The 1 thing Millennials need to know about investing

Money guide for Millennials
Money guide for Millennials

The oldest Millennials are now starting to enter their formative years in the workforce and the youngest of the group will soon graduate from high school. Millions of Millennials are going to be making decisions about what to do with their finances and how much to spend or save for the future.

As Millennials think about their financial future, there's one concept over all others that they should understand: compound interest. It's compound interest that leverages the young age of Millennials and the time that's on their side in the market. And time is one guaranteed advantage any investor should take.

The power of compound interest

From an investing standpoint, the biggest thing on your side is time. Even the oldest Millennials have 30 years until they reach a traditional retirement age, and that means your money has time to sit and grow.

The power of time can be found in a concept known as compound interest, which essentially means that the money you initially invest will grow over time, but so will the money you make in the meantime. The longer money has to percolate and generate returns the more money you will have when you retire or decide to buy a house or for whatever you plan to do with your money.

The table below shows how powerful compounding of money can be. I've calculated how much $1,000 would be worth if it's allowed to compound over 30, 40, and 50 years at annual rates of return varying from 5% to 9%.

Rate of return
30 years
40 years
50 years

5%

$4,322

$7,040

$11,467

7%

$7,612

$14,974

$29,457

9%

$13,268

$31,409

$74,358

It shouldn't be surprising that the longer money has to sit the more it will be worth, but look at how quickly the years add to the total. At a 7% return, the money grows nearly four times when given another 20 years.

A higher rate of return helps as well, but that's more difficult to control than the time your money can compound. More time equals more money, so start investing early.

Invest early, invest often

Piggybacking on the concept of compound interest is that continually investing will help build wealth. Sure, investing $1,000 50 years before retirement is better than 30 years before, but investing $1,000 on a regular basis over time will put even more money on your side.

Below is a chart that shows how a small monthly investment will grow over time assuming a consistent 7% return, compounded monthly. If you invest $100 per month when you're 20, by the time you're 70 you will have over half a million dollars. Investing $500 a month over the same time and you're a multi-millionaire.

Monthly invesment*
30 years
40 years
50 years

$100

$121,997

$262,481

$544,807

$300

$365,991

$787,404

$1.63 million

$500

$609,985

$1.31 million

$2.72 million

*Assumes a 7% return

Starting early and investing regularly is the best way to build wealth long-term. And given enough time and a big enough financial commitment, you may grow to be wealthier than you ever imagined.

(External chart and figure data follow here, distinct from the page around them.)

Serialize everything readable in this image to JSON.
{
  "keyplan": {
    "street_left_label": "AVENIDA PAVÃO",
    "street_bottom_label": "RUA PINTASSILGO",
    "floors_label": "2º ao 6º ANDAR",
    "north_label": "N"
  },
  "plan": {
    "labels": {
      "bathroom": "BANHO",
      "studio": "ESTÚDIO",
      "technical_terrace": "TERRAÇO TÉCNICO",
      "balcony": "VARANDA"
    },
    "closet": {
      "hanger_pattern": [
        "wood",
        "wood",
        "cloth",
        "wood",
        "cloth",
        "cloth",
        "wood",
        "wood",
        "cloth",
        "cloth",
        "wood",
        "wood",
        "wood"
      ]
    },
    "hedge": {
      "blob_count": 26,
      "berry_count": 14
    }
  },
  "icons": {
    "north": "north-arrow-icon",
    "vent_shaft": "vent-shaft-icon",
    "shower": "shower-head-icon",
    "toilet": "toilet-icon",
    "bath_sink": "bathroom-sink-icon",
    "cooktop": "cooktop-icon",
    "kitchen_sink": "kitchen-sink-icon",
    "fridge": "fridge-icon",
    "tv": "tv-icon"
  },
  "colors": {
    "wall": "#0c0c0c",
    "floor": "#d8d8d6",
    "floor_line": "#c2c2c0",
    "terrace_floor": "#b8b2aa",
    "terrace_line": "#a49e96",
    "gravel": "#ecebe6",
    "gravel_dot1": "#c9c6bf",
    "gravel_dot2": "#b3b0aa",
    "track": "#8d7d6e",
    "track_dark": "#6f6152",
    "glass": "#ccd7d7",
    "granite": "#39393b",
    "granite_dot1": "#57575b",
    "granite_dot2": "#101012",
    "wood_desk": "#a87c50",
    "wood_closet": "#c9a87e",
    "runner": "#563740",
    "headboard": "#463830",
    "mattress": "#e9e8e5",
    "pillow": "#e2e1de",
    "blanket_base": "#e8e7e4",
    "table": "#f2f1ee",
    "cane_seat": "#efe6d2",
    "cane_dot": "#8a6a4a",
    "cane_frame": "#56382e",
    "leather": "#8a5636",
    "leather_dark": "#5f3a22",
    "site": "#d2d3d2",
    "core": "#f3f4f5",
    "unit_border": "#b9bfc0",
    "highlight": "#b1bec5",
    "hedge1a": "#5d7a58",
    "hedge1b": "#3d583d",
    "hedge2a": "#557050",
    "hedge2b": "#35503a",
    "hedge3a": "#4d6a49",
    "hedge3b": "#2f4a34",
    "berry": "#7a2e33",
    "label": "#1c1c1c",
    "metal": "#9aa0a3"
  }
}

How to get started investing

If the idea of saving a few hundred dollars a month is plausible for you and the idea of having hundreds of thousands, if not millions of dollars by retirement sounds good there are some easy ways to start investing.

An index fund that follows the S&P 500 like the Vanguard 500 Index Fund (VOO) or the SPDR S&P 500 ETF (SPY) is a great place to start. These funds will mirror the broad S&P 500's return, which is lower risk than buying individual stocks.

For an even broader index, the Vanguard Total Stock Market Index Fund (VITSX) or Vanguard Total Stock Market ETF (VTI) track the performance of the stock market overall. That'll give more exposure to small companies, which are higher risk but can also generate higher returns over time.